September 02, 2016
Open launch has become a workaround tool
Fifteen years ago this week I put the finishing touches on a Q&A with Jon Backus. He might be best known to one group of 3000 managers who flagged down his taxi-like service of MPE education — his Tech University had independent experts whocarried people from one point in their MPE careers to the next, better trained. An MPECert program was part of the venture that went into business just before HP changed its mind about continuing with 3000s. Tech University offered an alternative to Hewlett-Packard training classes, vendor-led education that was on the decline in 2001.
However, there's another milestone in his career just as well known. He launched OpenMPE as 2002 began, starting with a conversation with then-lab manager Dave Wilde. On the strength of that talk, the advocacy movement ultimately delivered MPE source code to third parties. It did take another eight years, but hopes were high at the start. HP named a key lab engineer to a board of directors. Minisoft donated middleware and MPE software from some of its licensed 3000s.
Backus began it all when he launched a discussion group on the Internet to explore the ways MPE might be preserved by its customers after HP steps away from it in a few years: a homesteading option. The group moved quickly to a consensus that open source methods didn’t fit MPE very well.
“The feeling and desire is very much not open source,” Backus said at the time. “The vast majority feeling is a migration of support and control of the entire MPE environment, including IMAGE, to a new entity. The source would continue to be closely controlled, similar to the way it is today.”
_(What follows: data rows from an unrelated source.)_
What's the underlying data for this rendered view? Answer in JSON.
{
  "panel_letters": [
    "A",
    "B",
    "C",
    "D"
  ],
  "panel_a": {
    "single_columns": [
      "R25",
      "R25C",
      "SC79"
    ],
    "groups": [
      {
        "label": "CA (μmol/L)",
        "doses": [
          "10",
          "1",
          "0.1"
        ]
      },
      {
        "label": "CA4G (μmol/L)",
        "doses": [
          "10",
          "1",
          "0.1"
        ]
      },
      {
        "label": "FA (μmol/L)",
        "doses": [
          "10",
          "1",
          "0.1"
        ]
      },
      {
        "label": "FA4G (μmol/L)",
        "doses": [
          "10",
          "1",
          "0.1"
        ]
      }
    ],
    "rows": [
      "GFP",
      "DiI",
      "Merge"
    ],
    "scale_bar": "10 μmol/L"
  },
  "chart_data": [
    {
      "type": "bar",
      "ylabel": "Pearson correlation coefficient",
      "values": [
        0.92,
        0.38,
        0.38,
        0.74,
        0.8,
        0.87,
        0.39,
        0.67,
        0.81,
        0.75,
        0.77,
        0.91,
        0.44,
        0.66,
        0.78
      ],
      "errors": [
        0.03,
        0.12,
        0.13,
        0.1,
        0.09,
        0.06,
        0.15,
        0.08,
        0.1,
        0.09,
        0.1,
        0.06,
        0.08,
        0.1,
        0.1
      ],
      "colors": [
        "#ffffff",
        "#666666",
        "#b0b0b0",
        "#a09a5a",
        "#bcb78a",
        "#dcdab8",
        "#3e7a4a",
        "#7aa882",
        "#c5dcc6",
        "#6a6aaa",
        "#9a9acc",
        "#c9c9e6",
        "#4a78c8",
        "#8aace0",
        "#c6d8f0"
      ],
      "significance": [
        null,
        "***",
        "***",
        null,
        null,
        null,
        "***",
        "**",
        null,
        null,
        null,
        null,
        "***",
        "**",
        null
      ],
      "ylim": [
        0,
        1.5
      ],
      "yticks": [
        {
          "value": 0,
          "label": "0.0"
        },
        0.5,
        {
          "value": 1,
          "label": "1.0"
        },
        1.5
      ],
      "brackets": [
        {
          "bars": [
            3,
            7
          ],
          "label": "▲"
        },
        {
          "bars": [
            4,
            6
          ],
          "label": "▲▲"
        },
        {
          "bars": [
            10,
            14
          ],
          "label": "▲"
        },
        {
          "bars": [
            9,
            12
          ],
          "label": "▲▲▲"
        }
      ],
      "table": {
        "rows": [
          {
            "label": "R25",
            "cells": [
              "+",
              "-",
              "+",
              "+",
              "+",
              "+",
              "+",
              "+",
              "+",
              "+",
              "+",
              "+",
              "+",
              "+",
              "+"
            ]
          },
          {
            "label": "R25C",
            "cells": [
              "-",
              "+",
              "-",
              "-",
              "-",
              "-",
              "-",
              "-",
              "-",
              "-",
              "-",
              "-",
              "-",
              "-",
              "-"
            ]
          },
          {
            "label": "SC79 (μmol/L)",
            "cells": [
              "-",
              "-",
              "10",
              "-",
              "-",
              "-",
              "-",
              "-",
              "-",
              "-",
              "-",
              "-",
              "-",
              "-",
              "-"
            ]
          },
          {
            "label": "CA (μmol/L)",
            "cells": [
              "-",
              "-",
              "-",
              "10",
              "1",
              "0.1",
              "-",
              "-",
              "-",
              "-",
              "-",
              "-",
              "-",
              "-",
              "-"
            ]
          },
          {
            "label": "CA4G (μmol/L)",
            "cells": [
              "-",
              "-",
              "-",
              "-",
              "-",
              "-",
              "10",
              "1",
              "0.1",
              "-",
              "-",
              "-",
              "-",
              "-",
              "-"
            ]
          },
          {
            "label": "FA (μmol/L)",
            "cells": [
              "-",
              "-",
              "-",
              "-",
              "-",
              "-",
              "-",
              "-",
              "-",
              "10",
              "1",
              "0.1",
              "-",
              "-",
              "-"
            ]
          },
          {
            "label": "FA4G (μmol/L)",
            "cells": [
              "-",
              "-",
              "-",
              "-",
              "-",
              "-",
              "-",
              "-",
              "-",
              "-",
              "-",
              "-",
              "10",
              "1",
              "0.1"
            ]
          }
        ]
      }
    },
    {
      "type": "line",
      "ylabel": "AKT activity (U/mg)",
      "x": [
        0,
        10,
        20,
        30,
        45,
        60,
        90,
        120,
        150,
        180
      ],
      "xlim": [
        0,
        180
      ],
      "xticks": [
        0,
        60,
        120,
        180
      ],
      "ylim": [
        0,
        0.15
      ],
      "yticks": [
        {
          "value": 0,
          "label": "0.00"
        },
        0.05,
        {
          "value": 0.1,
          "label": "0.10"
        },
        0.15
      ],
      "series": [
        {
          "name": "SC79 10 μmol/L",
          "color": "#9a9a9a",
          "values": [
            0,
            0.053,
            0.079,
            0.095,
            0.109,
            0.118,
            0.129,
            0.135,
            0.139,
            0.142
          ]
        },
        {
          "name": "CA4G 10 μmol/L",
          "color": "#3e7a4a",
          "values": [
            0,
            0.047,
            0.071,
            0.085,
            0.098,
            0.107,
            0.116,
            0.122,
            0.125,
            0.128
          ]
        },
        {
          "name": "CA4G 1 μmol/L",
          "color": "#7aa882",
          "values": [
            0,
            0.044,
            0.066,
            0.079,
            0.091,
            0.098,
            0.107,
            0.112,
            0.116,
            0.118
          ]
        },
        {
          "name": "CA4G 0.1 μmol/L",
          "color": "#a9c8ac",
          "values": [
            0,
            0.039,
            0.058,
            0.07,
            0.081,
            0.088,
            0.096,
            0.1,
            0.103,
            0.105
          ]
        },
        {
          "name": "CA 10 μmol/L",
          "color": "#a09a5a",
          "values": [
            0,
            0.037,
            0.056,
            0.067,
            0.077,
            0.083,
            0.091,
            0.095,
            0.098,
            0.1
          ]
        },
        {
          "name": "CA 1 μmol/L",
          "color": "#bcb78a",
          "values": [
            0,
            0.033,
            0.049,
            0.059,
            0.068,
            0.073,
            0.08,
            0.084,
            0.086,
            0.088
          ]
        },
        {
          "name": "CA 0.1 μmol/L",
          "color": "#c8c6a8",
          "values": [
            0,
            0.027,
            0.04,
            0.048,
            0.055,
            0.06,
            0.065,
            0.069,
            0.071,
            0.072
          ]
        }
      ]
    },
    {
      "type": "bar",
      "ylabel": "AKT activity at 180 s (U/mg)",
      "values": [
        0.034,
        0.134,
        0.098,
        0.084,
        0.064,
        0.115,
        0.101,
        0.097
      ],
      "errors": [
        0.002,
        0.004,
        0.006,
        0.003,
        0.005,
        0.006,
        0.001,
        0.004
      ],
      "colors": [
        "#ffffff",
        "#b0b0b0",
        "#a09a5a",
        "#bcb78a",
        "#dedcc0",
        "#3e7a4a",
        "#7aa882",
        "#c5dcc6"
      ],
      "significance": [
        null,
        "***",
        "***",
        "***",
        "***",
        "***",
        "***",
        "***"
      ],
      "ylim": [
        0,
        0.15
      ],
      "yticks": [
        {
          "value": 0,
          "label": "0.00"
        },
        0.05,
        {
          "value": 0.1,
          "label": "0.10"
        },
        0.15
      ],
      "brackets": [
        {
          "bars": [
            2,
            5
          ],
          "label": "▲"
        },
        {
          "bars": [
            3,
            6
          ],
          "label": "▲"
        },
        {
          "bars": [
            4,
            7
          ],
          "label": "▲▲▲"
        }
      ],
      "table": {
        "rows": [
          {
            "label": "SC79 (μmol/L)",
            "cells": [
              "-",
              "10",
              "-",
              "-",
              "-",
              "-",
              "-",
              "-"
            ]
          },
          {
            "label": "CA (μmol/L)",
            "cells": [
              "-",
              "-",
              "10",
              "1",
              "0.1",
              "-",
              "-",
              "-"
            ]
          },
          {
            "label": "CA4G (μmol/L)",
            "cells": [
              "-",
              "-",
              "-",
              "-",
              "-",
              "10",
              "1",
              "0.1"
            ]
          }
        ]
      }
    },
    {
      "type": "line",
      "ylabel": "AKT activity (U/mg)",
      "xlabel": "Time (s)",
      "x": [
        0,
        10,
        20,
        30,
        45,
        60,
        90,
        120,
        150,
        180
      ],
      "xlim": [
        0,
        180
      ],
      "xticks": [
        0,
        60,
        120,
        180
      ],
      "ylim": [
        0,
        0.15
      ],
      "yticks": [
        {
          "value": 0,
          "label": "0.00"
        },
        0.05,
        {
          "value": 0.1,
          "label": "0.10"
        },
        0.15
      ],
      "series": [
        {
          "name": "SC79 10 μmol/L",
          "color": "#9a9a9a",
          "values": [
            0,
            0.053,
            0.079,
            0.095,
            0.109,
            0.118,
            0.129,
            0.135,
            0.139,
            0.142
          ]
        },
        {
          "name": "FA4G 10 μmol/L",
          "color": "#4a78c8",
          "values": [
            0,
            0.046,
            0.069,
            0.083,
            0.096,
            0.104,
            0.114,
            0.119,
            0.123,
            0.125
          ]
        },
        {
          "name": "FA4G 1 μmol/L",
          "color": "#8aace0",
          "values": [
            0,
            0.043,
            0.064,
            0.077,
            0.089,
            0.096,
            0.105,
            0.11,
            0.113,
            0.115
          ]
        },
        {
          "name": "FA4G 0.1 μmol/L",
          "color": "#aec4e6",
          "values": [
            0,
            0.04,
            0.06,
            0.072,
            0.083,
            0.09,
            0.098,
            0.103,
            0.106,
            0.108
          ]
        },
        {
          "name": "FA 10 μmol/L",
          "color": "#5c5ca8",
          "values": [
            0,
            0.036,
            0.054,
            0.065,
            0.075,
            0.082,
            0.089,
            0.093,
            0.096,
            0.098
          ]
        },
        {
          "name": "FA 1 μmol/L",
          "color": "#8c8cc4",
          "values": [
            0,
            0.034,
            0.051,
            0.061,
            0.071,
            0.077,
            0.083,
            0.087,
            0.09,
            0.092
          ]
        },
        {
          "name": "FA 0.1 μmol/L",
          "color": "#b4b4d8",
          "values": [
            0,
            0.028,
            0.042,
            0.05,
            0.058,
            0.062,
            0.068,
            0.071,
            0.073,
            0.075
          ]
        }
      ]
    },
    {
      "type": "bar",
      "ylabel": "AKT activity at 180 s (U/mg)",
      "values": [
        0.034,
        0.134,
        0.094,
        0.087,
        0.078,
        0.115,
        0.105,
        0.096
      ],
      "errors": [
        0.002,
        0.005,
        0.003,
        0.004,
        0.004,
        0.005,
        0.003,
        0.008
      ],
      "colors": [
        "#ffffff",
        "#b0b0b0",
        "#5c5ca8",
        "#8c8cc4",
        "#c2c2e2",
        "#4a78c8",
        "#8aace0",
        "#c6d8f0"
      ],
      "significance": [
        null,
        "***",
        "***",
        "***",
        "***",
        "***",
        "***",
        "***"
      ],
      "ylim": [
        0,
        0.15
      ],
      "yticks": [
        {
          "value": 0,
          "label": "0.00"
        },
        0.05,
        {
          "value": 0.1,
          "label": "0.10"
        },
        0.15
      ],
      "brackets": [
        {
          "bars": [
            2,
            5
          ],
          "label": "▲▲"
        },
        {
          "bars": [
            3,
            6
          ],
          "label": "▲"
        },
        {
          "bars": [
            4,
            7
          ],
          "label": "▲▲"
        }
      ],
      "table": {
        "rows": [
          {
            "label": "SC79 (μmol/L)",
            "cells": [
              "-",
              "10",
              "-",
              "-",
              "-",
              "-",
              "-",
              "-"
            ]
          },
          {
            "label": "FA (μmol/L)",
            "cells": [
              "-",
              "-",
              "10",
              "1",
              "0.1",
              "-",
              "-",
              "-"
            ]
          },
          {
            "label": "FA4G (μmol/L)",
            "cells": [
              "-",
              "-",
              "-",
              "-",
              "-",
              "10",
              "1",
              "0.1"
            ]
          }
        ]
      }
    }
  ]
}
Starting a education group for HP server customers was a bold move. We interviewed him as one of the last 3000 experts to sit for a Q&A before HP's November 2001 exit announcement. August 2001's HP World was the last show to offer any HP hope for the server. Without OpenMPE and its work to capture that source code, however, to independent support companies such as Pivital Solutions, the trade secrets of MPE/iX would be lost. Instead that source acts as workaround and custom patch bedrock to help homesteaders.
Source for MPE/iX was not the initial goal Backus proposed for OpenMPE, though. The whole of the 3000 business would pass to a third party in his opening gambit. HP took months to even respond to that, saying the computer's infrastructure was decaying. Tech University was already addressing the brain drain before OpenMPE was born."You gradually have a mind-drain of how to use the operating system to the fullest, how to use the third-party utilities to their fullest," he said at HP World 2001. "You end up stuck in a legacy mind-set. Just because the 3000 was created 30 years ago, doesn’t mean it’s frozen in time. It’s evolved. The paradigm shift is that your knowledge of the platform needs to evolve right along with the platform.
"People bash HP for not offering more training. But until you push the boundaries of what your 3000 can do, you don’t have any right to pick on HP for not doing more."
One of the 3000's best HP friends at the time was Jeff Vance, who subsequently spoke for the vendor's intentions from a division-level viewpoint. OpenMPE's ideal of getting the 3000 to a new home outside HP would test the strength of a community that had just been cut off from the vendor.
“We could see if the ecosystem is still deteriorating at the rate we’ve determined, or if customers are willing to accept, say, IMAGE support from a third party,” he said. “That would be my guess at how we’ll get out — and that may lead later on to true open source.”
Vance said that HP didn't have plans to keep its MPE enhancements engineering team together beyond October 2003. As it turned out the team put a few enhancements into the community beyond that date, including an SCSI pass-thru module and a means to connect larger disk storage devices to MPE. Vance said HP resources would be vital to making any new entity successful in extending MPE’s life.
“It has to come soon,” Vance said of HP’s decision on how to help OpenMPE. “We have to make a pretty important decision, and we have to do it quickly. The longer we delay, the more the infrastructure decays.”
This isn't a story with the happy ending Backus and the advocates dreamed about in 2002. But seven companies got limited source code licenses just as HP closed down all of its MPE operations — more than eight years later. If you do business with one of the support companies with a license, that source is there to help solve a problem if needed.